Autoencoder based on Graph and Recurrent Neural Networks and Application to Property Prediction
Abstract
Machine learning has been applied to various subjects in material science, including property prediction and molecular structure generation. Successful machine learning models can lead to discovering promising materials more quickly. However, a challenge remains on automatically acquiring features that can effectively represent materials. An autoencoder attempts to learn an effective representation in a so-called latent space and has been applied to learn for molecular structures. Given a molecular structure as input, the encoder of the autoencoder encodes its input into a vector in the latent space called a latent vector.

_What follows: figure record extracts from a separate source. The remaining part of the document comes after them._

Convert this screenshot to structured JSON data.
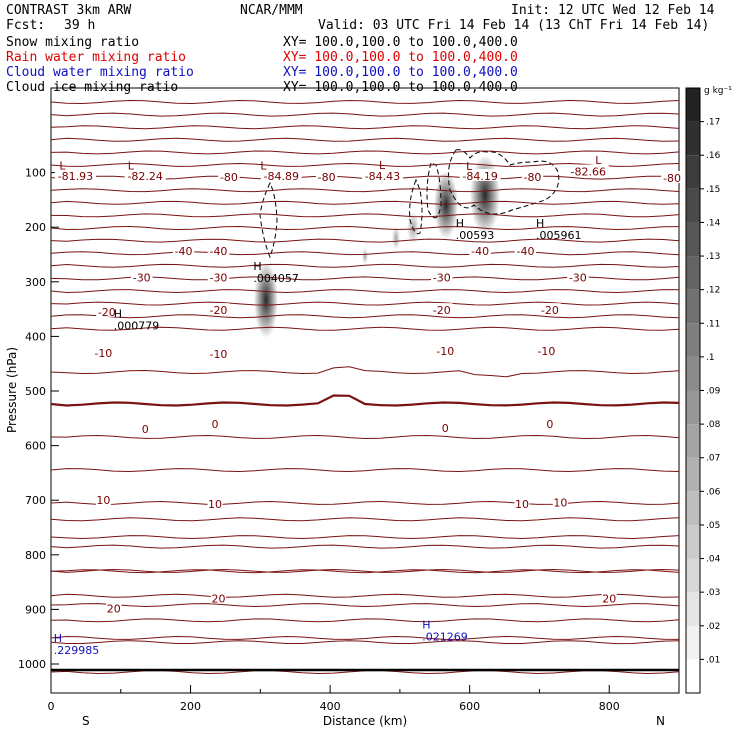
{
  "header": {
    "program": "CONTRAST  3km ARW",
    "center": "NCAR/MMM",
    "init": "Init: 12 UTC Wed 12 Feb 14",
    "fcst_label": "Fcst:",
    "fcst_value": "39 h",
    "valid": "Valid: 03 UTC Fri 14 Feb 14 (13 ChT Fri 14 Feb 14)",
    "fields": [
      {
        "name": "Snow mixing ratio",
        "xy": "XY= 100.0,100.0 to 100.0,400.0",
        "color": "#000000"
      },
      {
        "name": "Rain water mixing ratio",
        "xy": "XY= 100.0,100.0 to 100.0,400.0",
        "color": "#e00000"
      },
      {
        "name": "Cloud water mixing ratio",
        "xy": "XY= 100.0,100.0 to 100.0,400.0",
        "color": "#1010c0"
      },
      {
        "name": "Cloud ice mixing ratio",
        "xy": "XY= 100.0,100.0 to 100.0,400.0",
        "color": "#000000"
      }
    ]
  },
  "colorbar": {
    "unit": "g kg⁻¹",
    "ticks": [
      ".01",
      ".02",
      ".03",
      ".04",
      ".05",
      ".06",
      ".07",
      ".08",
      ".09",
      ".1",
      ".11",
      ".12",
      ".13",
      ".14",
      ".15",
      ".16",
      ".17"
    ]
  },
  "chart_data": {
    "type": "cross-section",
    "xlabel": "Distance (km)",
    "ylabel": "Pressure (hPa)",
    "xlim": [
      0,
      900
    ],
    "ylim": [
      1050,
      50
    ],
    "y_scale": "pressure",
    "x_ticks": [
      "0",
      "200",
      "400",
      "600",
      "800"
    ],
    "y_ticks": [
      "100",
      "200",
      "300",
      "400",
      "500",
      "600",
      "700",
      "800",
      "900",
      "1000"
    ],
    "left_end": "S",
    "right_end": "N",
    "temperature_labels": [
      {
        "text": "-81.93",
        "x": 35,
        "p": 106
      },
      {
        "text": "-82.24",
        "x": 135,
        "p": 106
      },
      {
        "text": "-80",
        "x": 255,
        "p": 108
      },
      {
        "text": "-84.89",
        "x": 330,
        "p": 106
      },
      {
        "text": "-80",
        "x": 395,
        "p": 108
      },
      {
        "text": "-84.43",
        "x": 475,
        "p": 106
      },
      {
        "text": "-84.19",
        "x": 615,
        "p": 106
      },
      {
        "text": "-80",
        "x": 690,
        "p": 108
      },
      {
        "text": "-82.66",
        "x": 770,
        "p": 98
      },
      {
        "text": "-80",
        "x": 890,
        "p": 110
      },
      {
        "text": "-40",
        "x": 190,
        "p": 244
      },
      {
        "text": "-40",
        "x": 240,
        "p": 244
      },
      {
        "text": "-40",
        "x": 615,
        "p": 244
      },
      {
        "text": "-40",
        "x": 680,
        "p": 244
      },
      {
        "text": "-30",
        "x": 130,
        "p": 292
      },
      {
        "text": "-30",
        "x": 240,
        "p": 292
      },
      {
        "text": "-30",
        "x": 560,
        "p": 292
      },
      {
        "text": "-30",
        "x": 755,
        "p": 292
      },
      {
        "text": "-20",
        "x": 80,
        "p": 355
      },
      {
        "text": "-20",
        "x": 240,
        "p": 352
      },
      {
        "text": "-20",
        "x": 560,
        "p": 352
      },
      {
        "text": "-20",
        "x": 715,
        "p": 352
      },
      {
        "text": "-10",
        "x": 75,
        "p": 430
      },
      {
        "text": "-10",
        "x": 240,
        "p": 432
      },
      {
        "text": "-10",
        "x": 565,
        "p": 427
      },
      {
        "text": "-10",
        "x": 710,
        "p": 427
      },
      {
        "text": "0",
        "x": 135,
        "p": 570
      },
      {
        "text": "0",
        "x": 235,
        "p": 560
      },
      {
        "text": "0",
        "x": 565,
        "p": 568
      },
      {
        "text": "0",
        "x": 715,
        "p": 560
      },
      {
        "text": "10",
        "x": 75,
        "p": 700
      },
      {
        "text": "10",
        "x": 235,
        "p": 707
      },
      {
        "text": "10",
        "x": 675,
        "p": 707
      },
      {
        "text": "10",
        "x": 730,
        "p": 704
      },
      {
        "text": "20",
        "x": 90,
        "p": 898
      },
      {
        "text": "20",
        "x": 240,
        "p": 880
      },
      {
        "text": "20",
        "x": 800,
        "p": 880
      }
    ],
    "extrema": [
      {
        "kind": "L",
        "x": 12,
        "p": 94,
        "color": "#7a0000"
      },
      {
        "kind": "L",
        "x": 110,
        "p": 94,
        "color": "#7a0000"
      },
      {
        "kind": "L",
        "x": 300,
        "p": 94,
        "color": "#7a0000"
      },
      {
        "kind": "L",
        "x": 470,
        "p": 93,
        "color": "#7a0000"
      },
      {
        "kind": "L",
        "x": 595,
        "p": 95,
        "color": "#7a0000"
      },
      {
        "kind": "L",
        "x": 780,
        "p": 84,
        "color": "#7a0000"
      },
      {
        "kind": "H",
        "label": ".004057",
        "x": 290,
        "p": 278,
        "color": "#000000"
      },
      {
        "kind": "H",
        "label": ".000779",
        "x": 90,
        "p": 365,
        "color": "#000000"
      },
      {
        "kind": "H",
        "label": ".00593",
        "x": 580,
        "p": 200,
        "color": "#000000"
      },
      {
        "kind": "H",
        "label": ".005961",
        "x": 695,
        "p": 200,
        "color": "#000000"
      },
      {
        "kind": "H",
        "label": ".229985",
        "x": 4,
        "p": 960,
        "color": "#1010c0"
      },
      {
        "kind": "H",
        "label": ".021269",
        "x": 532,
        "p": 935,
        "color": "#1010c0"
      }
    ]
  }
}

The decoder of the autoencoder decodes that latent vector back to the original molecular structure. The autoencoder has a potential to be able to learn features as latent vectors even without labeled training data. Molecular Hypergraph Grammar Variational Auto-Encoder (MHG-VAE) consists of an encoder and a decoder based on recurrent neural networks combined with molecular hypergraph grammar. While MHG-VAE can additionally ensure structural validity of decoded molecules, it suffers from a drawback that new molecular structures cannot always be encoded. MHG-VAE, therefore, has a limited applicability to address downstream tasks on new molecules, when their features need to be represented as the latent vectors of MHG-VAE. We introduce a new autoencoder that can always encode any molecular structure. Our autoencoder achieves this advantage by replacing the encoder of MHG-VAE with a graph neural network. Our autoencoder inherits all the other advantages of MHG-VAE including the structural validity of the decoder. We have trained an autoencoder model with a large set of molecules available at the PubChem database. We have also trained a prediction model that receives the latent space of the autoencoder model as input to perform a prediction of a material property. We show that such a downstream task can have molecules that cannot be encoded by MHG-VAE. Additionally, our prediction model outperforms MHG-VAE even if the training and test datasets are restricted to the molecules encoded by MHG-VAE.